Actually, I've been thinking about my mother all day, wondering how she ever managed to raise me. I must have seemed like a being from another planet to her. God knows I did to the rest of the family.

My mother had a changeling to cope with, some abyssal pelagic seasoul that crawled up and possessed the body of her first born; never at home except in the ocean, never sure what ocean I was seeking. But in the end, all that seemed to matter to her was that we loved each other. It didn't matter whether she understood what I was, she understood that I was. I don't think she would have blinked an eye to find out her baby had been switched in the intergalactic waiting room. She looked at my face and she saw my grandmother, and my great grandmother, and she loved me. I think about that now when I look in the mirror and see her.

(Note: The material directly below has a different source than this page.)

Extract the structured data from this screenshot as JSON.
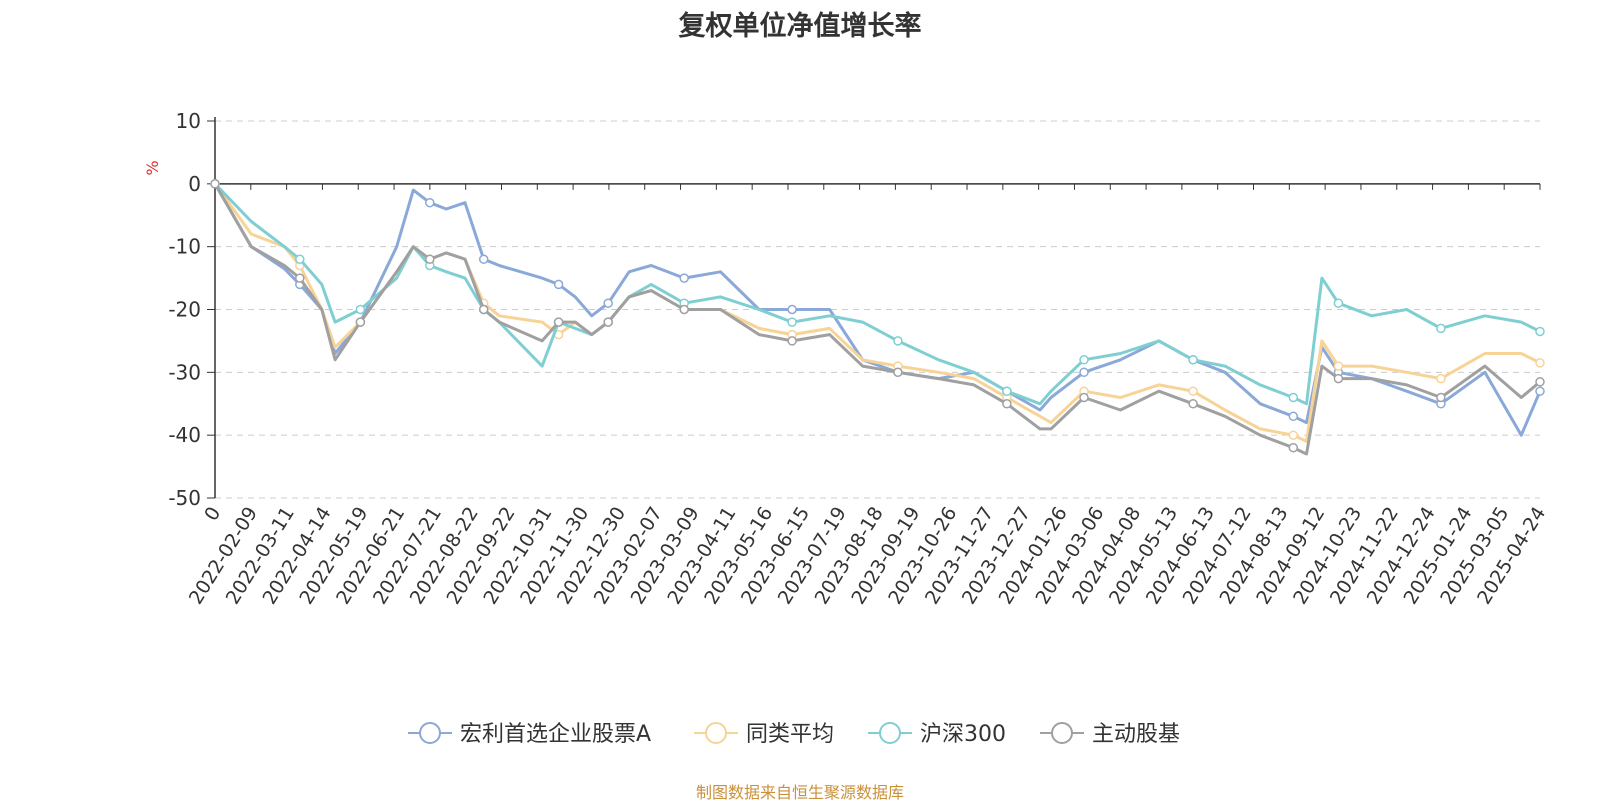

How can you ever know what your children need? She couldn't have had a clue about what else to give me, but she knew she didn't know, and she gave me what she could and never held me back. I didn't turn out to be brave, but that wasn't her fault. She took me into the ocean before I could walk. She drove me around the dark streets of the nineteen-fifties night after night, knowing only that the sound of the wheels and the sense of being in motion made me feel safe enough to sleep. She gave me the gift of music, singing to me in all my earliest memories. She taught me to read, and then never tried to stop me, no matter what I read. Then, when the pages of books had become my wings, she held me up to the open window and let me fly. And so, all my life, the written word has been my sacrament, and the word set to music my only recreational drug.